The regent’s decision regarding an increase in minimum GPA requirements may prevent 700 transfer and high school students from even applying to any UC campus. It may not be a big deal to many of you who struggled to maintain a 3.5 and truly feel that you deserve, like every one else here, to maintain the credibility of the school by raising the standards. Your diploma will hold priceless recognition by future employers and graduate schools for your time and effort put into a competitive school.
That is a valid reason for many to believe that a raise in our standards is the best way to go, but it’s not. 700 is a very large number, a large number that may or may not make a difference in any college. There are 700 people on our campus who don’t go to class, don’t contribute to any club or organization, who really don’t make our school a better place to be, but we’re willing to look past that because they’ve proven themselves worthy of a UC education. They were admitted by the same people who admitted you, right?
By raising our standards we may lose the opportunity to learn about people who may have had a major life issue that prevented them from having a 3.5 or a 4.3. They may have lost a parent, had a child, or maybe they went to a high school that wasn’t as good or competitive enough to give them all of the resources that would enable them to achieve more.

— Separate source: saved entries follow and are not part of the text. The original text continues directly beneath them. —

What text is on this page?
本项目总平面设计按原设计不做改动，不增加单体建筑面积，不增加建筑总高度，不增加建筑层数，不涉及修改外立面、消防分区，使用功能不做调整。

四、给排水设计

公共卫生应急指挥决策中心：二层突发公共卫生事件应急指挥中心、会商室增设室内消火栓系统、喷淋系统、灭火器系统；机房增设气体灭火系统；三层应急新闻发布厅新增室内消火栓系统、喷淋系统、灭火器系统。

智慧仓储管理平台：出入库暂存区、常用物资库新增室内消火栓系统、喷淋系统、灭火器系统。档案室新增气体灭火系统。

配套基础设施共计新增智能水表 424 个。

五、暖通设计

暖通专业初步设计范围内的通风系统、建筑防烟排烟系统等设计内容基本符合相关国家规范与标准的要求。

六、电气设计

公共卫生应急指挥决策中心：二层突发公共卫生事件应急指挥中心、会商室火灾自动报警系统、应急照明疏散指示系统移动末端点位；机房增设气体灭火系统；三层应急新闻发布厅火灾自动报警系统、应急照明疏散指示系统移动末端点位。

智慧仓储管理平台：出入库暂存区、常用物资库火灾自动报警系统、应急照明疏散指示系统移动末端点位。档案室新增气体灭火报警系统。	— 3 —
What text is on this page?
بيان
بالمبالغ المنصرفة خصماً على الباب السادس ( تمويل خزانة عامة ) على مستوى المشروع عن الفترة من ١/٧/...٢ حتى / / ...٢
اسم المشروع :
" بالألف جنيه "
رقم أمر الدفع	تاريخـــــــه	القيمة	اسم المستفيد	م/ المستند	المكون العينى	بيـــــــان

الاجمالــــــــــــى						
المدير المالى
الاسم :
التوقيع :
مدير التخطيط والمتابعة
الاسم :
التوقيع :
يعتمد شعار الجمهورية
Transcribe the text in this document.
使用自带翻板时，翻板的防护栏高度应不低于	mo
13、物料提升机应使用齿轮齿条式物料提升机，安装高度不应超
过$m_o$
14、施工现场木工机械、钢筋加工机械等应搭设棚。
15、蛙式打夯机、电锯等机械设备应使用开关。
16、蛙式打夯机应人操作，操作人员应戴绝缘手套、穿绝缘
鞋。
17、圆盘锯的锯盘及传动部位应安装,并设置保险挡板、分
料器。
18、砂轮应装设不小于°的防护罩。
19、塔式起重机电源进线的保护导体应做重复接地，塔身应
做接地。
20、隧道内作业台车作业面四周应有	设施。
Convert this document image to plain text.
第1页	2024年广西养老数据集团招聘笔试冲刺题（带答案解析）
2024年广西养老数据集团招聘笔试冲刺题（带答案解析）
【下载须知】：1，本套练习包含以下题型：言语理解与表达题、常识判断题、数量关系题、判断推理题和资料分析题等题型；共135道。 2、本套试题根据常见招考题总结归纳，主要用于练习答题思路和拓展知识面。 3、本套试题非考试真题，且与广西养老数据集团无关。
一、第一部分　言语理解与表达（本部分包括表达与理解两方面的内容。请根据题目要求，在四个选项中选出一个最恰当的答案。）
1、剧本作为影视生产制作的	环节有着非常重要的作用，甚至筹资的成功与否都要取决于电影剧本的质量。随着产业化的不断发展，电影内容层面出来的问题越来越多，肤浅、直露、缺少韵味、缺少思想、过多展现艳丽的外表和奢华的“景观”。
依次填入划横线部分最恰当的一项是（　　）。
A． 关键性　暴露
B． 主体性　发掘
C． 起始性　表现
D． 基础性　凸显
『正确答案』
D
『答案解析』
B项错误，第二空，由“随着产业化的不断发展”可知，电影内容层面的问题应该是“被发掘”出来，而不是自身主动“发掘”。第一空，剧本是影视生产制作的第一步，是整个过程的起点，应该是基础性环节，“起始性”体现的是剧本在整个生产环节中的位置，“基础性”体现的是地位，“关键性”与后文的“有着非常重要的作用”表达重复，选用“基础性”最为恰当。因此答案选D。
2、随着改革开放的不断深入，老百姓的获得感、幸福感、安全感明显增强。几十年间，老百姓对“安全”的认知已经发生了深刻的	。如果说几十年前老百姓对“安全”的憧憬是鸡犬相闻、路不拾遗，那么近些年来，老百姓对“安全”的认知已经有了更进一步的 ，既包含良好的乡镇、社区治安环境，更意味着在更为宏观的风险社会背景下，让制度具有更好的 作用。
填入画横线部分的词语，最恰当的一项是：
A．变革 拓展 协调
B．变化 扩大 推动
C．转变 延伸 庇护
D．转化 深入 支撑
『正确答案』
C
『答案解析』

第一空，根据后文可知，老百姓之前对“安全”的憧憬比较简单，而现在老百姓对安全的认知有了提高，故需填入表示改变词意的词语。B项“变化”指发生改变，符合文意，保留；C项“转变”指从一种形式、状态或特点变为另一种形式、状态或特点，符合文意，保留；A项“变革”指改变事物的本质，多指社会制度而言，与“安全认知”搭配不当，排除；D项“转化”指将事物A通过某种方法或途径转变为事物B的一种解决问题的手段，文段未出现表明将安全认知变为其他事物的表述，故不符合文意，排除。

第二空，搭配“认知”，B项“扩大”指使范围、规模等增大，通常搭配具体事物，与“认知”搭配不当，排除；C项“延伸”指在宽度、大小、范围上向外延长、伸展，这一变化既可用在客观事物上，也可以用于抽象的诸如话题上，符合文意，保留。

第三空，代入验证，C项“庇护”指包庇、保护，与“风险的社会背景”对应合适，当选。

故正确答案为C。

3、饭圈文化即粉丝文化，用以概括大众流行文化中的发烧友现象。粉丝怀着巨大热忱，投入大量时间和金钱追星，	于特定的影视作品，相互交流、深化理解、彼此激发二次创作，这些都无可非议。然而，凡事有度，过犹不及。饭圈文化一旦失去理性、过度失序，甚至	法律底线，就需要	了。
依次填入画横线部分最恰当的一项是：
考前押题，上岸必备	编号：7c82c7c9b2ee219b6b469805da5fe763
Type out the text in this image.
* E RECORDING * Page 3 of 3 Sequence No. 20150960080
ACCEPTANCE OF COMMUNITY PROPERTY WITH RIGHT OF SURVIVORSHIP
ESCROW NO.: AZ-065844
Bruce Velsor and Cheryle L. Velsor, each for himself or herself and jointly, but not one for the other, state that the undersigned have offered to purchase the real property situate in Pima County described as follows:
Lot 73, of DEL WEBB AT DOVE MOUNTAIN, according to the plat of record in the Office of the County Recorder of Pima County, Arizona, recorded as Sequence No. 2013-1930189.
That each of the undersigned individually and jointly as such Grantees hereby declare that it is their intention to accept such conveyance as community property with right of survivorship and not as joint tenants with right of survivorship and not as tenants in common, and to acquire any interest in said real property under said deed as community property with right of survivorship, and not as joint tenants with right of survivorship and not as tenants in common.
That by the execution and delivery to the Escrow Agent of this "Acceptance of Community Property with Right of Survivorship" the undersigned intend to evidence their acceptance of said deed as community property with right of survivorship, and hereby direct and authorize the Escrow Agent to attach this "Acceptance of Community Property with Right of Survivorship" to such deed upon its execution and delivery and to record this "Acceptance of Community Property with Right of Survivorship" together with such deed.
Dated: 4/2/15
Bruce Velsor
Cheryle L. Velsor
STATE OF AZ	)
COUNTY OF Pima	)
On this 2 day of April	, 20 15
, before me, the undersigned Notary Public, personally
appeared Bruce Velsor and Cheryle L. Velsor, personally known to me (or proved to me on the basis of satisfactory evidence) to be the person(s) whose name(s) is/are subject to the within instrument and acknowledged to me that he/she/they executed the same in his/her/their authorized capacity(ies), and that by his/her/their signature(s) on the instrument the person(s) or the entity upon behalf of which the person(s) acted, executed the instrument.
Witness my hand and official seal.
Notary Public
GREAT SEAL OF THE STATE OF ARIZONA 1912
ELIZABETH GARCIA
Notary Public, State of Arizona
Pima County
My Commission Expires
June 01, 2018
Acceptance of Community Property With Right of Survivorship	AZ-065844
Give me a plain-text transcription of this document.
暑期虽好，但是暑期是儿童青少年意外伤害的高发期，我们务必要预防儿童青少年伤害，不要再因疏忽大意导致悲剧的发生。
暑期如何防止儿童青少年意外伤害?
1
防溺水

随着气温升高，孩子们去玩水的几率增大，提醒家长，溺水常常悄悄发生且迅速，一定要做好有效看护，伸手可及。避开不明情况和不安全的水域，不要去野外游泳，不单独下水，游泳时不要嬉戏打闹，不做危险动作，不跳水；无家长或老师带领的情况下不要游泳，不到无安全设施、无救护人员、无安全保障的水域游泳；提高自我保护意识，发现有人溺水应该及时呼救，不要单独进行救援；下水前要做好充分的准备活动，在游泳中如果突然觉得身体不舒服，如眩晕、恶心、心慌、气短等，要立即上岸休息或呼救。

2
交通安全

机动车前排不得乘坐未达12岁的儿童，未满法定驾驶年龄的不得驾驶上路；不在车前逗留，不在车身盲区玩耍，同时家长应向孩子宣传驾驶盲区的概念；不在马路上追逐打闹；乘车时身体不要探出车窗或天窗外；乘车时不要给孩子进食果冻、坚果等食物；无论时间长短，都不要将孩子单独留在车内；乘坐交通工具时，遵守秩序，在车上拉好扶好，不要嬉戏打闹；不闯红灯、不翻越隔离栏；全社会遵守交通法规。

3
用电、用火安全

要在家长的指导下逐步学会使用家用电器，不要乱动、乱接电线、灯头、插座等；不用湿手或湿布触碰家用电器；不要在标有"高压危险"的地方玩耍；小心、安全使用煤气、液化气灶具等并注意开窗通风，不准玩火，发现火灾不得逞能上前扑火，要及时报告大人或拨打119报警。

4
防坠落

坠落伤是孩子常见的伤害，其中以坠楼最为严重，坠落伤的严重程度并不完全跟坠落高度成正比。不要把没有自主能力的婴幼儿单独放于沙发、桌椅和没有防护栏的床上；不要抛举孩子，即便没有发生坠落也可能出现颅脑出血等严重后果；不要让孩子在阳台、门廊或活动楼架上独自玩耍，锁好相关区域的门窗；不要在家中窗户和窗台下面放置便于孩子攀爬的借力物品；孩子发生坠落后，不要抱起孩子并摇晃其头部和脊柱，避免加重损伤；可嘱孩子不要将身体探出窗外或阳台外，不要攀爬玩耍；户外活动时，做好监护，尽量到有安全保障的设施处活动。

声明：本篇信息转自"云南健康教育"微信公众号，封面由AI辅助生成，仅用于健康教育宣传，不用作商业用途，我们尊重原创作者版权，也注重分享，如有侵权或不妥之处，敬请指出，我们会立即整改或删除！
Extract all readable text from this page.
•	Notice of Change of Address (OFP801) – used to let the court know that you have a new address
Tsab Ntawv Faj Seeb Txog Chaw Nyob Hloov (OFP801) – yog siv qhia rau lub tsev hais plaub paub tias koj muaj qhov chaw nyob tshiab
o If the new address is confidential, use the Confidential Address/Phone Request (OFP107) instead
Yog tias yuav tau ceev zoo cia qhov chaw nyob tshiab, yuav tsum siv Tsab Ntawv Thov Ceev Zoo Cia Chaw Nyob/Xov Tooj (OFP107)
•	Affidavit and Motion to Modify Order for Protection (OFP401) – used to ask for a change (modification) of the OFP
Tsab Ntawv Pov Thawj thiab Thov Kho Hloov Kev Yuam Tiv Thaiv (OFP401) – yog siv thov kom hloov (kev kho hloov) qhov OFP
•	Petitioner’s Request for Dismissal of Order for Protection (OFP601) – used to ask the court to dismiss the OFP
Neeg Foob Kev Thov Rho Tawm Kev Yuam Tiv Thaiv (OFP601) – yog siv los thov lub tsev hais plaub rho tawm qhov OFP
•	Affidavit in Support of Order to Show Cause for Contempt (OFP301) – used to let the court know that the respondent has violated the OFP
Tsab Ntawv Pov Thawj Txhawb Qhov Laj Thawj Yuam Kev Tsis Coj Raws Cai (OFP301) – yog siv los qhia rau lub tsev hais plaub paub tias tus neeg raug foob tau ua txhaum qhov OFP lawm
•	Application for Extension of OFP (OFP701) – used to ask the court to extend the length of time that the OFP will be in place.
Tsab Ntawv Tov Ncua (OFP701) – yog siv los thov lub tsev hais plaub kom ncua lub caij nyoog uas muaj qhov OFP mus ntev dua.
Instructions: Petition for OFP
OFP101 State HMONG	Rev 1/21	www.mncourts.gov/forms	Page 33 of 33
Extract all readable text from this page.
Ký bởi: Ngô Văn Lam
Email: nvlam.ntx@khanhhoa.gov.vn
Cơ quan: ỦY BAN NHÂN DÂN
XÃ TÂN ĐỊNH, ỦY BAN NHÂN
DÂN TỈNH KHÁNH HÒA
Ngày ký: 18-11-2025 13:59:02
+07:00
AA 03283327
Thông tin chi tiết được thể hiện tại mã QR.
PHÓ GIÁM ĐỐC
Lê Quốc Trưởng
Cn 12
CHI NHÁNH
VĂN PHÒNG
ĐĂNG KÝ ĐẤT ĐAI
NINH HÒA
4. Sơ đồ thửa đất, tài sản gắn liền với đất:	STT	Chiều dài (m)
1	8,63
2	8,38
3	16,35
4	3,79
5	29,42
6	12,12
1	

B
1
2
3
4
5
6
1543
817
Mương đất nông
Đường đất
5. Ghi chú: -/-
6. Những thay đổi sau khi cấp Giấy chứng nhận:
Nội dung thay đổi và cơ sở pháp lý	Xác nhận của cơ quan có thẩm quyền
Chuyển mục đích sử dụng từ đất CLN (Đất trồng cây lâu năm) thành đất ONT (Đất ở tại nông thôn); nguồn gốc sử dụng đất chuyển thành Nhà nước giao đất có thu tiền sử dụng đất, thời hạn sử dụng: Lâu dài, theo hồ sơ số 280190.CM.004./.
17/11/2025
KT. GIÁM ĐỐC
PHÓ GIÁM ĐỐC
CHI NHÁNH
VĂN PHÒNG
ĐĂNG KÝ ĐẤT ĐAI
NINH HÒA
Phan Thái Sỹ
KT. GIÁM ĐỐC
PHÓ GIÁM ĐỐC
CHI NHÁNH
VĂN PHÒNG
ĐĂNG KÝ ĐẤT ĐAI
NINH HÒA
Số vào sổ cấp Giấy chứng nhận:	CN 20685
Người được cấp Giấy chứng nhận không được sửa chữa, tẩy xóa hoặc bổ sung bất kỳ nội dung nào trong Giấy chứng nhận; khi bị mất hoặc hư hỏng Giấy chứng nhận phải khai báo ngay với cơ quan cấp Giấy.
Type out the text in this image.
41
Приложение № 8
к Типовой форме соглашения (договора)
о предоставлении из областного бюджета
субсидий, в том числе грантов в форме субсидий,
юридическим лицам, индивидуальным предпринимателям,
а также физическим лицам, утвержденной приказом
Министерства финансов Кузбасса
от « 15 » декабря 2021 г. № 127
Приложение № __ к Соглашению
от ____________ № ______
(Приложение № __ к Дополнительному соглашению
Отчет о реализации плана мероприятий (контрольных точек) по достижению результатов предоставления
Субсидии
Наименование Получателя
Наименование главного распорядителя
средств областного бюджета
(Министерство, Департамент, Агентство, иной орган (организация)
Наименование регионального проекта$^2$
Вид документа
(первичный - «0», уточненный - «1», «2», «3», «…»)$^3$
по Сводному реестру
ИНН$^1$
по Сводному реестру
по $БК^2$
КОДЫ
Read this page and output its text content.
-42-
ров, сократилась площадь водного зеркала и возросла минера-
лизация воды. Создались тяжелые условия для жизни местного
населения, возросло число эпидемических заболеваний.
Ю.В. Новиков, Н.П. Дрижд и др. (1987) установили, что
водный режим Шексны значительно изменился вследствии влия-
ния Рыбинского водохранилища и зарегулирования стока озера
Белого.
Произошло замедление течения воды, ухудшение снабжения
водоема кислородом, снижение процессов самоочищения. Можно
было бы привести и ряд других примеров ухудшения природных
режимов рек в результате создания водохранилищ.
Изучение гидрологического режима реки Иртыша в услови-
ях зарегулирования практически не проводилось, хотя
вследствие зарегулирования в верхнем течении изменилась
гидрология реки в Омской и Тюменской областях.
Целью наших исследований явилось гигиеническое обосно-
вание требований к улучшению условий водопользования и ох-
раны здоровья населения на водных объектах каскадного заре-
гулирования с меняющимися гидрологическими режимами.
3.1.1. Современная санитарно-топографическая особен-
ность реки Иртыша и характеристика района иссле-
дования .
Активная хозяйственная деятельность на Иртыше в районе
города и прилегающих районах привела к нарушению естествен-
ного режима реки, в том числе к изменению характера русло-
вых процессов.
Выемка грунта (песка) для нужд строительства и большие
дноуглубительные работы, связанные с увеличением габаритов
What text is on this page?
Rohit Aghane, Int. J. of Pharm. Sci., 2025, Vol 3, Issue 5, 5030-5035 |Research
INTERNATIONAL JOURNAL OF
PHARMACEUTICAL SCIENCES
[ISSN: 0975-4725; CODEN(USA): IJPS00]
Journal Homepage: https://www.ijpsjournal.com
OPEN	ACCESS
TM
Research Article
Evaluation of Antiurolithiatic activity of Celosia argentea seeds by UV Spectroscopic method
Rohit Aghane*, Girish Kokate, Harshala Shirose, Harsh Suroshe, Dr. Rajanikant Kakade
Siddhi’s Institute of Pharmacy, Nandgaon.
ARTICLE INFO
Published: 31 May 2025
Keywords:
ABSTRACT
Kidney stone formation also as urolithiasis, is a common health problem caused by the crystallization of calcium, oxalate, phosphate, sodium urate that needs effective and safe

We’ve been on both sides of the spectrum and taking all of our situations into account, we’re no less qualified to be here than the 700 students who are on our campus who don’t put forth the effort it takes to go to a UC. It’s not right to turn them away and say go to a JC or go to a state college. Nobody wants to drop down to a state school, or go to a JC, because many of the memories formed here at UCI, are soley those of our campus, our home. We should allow 700 people the opportunity.